I realize that I haven’t written anything pregnancy or infertility related in quite some time (eek! Almost 4 weeks) but not for lack of something to say. Rather I have been full-on inundated in the horrifying reality of potty training. And it sucks.
So . . . starting about 6 or 7 months ago when it looked like this baby might stick around – I had this amazing plan. I assumed that my son would start preschool in September, giving him two months to get used to going to school while also giving me some time with the new baby once he arrived at the end of October. It was an awesome plan. And I smugly thought that I was pretty smart having figured out all the timing as well as doing the leg work of making other little friends who would be in my son’s classroom. Of course, it all sounded impressive . . . until I realized that my son had to be potty trained to attend. And even then I didn’t find out about the potty training requirement until about a month or two before class started. Well, shit I thought. Literally, shit.
And up to that point I really had been non-aggressive towards potty training, mostly because my son hadn’t exhibited all of the “signs” indicating he was ready. Plus, I had read somewhere that the average age for boys to become potty trained was around 3 and a half, which was my son’s age exactly. I seriously thought that when he was ready, either I would know or he would clue me in somehow – ideally coming to me and asking for some new superhero underwear claiming loudly that he was ready to use the potty like a big boy! Sometimes I don’t know where I get these fantastical ideas. . .
So I panicked. All of a sudden I had this extra pressure to get him potty trained so he could attend school early enough without associating it with the baby or some sort of punishment. So, I stuck him into star wars underwear and hoped for the best. That was 8 weeks ago. The underwear did not go well. I finally realized that he wasn’t ready when he peed in his underwear, moved two feet to the right, and then kept on playing like nothing had ever happened. It wasn’t the sign I was hoping for. We tried the underwear thing at least one more time with no success. Fast-forward 4 weeks, and we decided to try something new. I had heard plenty of moms recommend naked time, and we decided to see if it would work – even though by this point the preschool had already started. (I still had hope that he could miraculously learn to the use the potty and then enroll a month late. . . ) We settled him outside (naked) and he peed in the potty like a champ. I couldn’t believe it! Plus, the transition from peeing outside to peeing inside was easy. I absolutely could not believe it. I started to get my hopes up again – this peeing thing had been so easy, surely pooping wasn’t that far off for us!
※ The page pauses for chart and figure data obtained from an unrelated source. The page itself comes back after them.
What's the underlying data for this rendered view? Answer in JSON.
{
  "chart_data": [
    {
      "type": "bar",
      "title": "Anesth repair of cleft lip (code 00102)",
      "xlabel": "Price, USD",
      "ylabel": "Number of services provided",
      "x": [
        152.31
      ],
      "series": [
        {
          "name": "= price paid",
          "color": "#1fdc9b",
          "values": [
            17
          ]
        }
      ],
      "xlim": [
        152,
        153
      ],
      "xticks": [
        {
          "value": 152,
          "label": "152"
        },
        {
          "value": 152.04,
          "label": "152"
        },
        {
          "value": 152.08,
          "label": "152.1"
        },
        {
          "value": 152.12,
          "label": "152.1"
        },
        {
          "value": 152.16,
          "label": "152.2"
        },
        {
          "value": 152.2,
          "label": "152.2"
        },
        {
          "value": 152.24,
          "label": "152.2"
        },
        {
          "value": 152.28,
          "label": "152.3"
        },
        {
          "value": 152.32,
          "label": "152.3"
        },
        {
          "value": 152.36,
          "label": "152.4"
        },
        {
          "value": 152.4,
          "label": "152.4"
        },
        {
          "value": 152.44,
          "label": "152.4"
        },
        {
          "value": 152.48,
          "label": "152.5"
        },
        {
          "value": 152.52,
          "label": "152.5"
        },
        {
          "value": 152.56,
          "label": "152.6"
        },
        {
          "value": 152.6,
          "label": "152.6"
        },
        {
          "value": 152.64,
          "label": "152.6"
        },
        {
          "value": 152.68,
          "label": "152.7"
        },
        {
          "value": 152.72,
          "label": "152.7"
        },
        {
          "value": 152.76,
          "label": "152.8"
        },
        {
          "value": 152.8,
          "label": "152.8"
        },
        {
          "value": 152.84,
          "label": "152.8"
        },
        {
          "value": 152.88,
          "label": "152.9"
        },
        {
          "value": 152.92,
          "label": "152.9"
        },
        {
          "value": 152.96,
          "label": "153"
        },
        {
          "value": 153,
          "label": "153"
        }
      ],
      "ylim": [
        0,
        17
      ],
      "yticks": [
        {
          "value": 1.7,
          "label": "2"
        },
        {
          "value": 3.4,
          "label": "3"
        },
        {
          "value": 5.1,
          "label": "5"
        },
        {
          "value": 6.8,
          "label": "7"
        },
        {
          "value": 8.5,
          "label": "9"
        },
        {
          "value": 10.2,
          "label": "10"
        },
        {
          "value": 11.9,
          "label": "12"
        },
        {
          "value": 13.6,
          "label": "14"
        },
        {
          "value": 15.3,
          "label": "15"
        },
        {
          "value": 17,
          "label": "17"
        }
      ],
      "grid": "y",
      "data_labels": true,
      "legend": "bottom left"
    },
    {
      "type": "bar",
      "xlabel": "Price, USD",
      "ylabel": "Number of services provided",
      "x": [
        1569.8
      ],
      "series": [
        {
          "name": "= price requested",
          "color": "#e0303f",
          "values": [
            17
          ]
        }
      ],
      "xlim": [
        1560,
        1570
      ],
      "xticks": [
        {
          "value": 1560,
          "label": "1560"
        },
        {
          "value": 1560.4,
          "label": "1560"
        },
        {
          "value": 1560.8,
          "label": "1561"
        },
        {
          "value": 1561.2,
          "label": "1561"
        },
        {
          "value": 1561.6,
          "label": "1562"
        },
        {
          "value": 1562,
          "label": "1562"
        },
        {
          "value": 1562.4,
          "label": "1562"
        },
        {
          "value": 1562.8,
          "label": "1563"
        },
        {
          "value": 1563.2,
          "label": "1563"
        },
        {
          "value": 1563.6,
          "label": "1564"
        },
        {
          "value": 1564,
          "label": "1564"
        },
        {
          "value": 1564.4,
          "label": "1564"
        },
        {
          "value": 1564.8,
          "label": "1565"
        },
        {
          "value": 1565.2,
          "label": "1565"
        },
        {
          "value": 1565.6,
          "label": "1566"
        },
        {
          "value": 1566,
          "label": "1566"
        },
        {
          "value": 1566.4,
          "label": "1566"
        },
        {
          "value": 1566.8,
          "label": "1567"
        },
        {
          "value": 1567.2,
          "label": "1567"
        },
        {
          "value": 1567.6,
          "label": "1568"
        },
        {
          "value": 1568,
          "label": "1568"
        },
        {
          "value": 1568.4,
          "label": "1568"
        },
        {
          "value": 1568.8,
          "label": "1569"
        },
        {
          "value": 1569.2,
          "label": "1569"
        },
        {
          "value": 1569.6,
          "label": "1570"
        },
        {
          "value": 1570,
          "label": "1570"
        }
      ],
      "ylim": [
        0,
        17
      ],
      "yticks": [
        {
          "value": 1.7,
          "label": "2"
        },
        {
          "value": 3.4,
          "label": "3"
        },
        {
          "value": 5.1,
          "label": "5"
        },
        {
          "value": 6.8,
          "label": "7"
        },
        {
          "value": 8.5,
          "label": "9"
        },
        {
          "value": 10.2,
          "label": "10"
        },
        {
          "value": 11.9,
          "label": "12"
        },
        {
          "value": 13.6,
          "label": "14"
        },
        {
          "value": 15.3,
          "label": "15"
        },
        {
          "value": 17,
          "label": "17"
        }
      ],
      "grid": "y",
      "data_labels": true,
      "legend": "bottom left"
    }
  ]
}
I think at this point it is probably clear that I have no idea what I’m doing. My son did not just “take” to pooping in the potty like a pro. He has resisted pooing in the potty despite all of our best efforts to convince him otherwise. We have tried candy, outside incentives (like going to a friend’s house), and endless discussions about how all animals and people have to go poop. I have showed him my own poo, we’ve read books, and we pretend that stuffed animals go poo on the potty everyday. And honestly, I am sick and tired of it all. If my son had a choice, I’m pretty sure he would pee and poop in an diaper everyday because he has realized that it is way more convenient than using the potty like a big boy. It also doesn’t help that my child is extremely strong willed and has started to withhold his poop so that he can have total control over the situation. We have (once again) switched tactics by offering a diaper when he has to poo, but we have had very little success with this strategy either. *sigh*
And my emotions during this little endeavor are best characterized as total frustration while being forced to pretend that I am happy and optimistic about pooping in the potty. It is so discouraging, and I admit I feel defeated. I finally had to accept the fact that my little preschool plan is over. He will now have to attend daycare twice a week so that I don’t go insane while having two kids in the house at the same time. I wish that my son was ready to poo in the potty, but it’s just not going to happen the way I thought it would. We’ll keep trying, but I’m not expecting miracles at this point – especially with the new baby on the way and regression a definite possibility. I’m going to have to keep my expectations within manageable levels. I know that everyone says to enjoy it while it lasts, but if I could – I would gladly skip this phase altogether!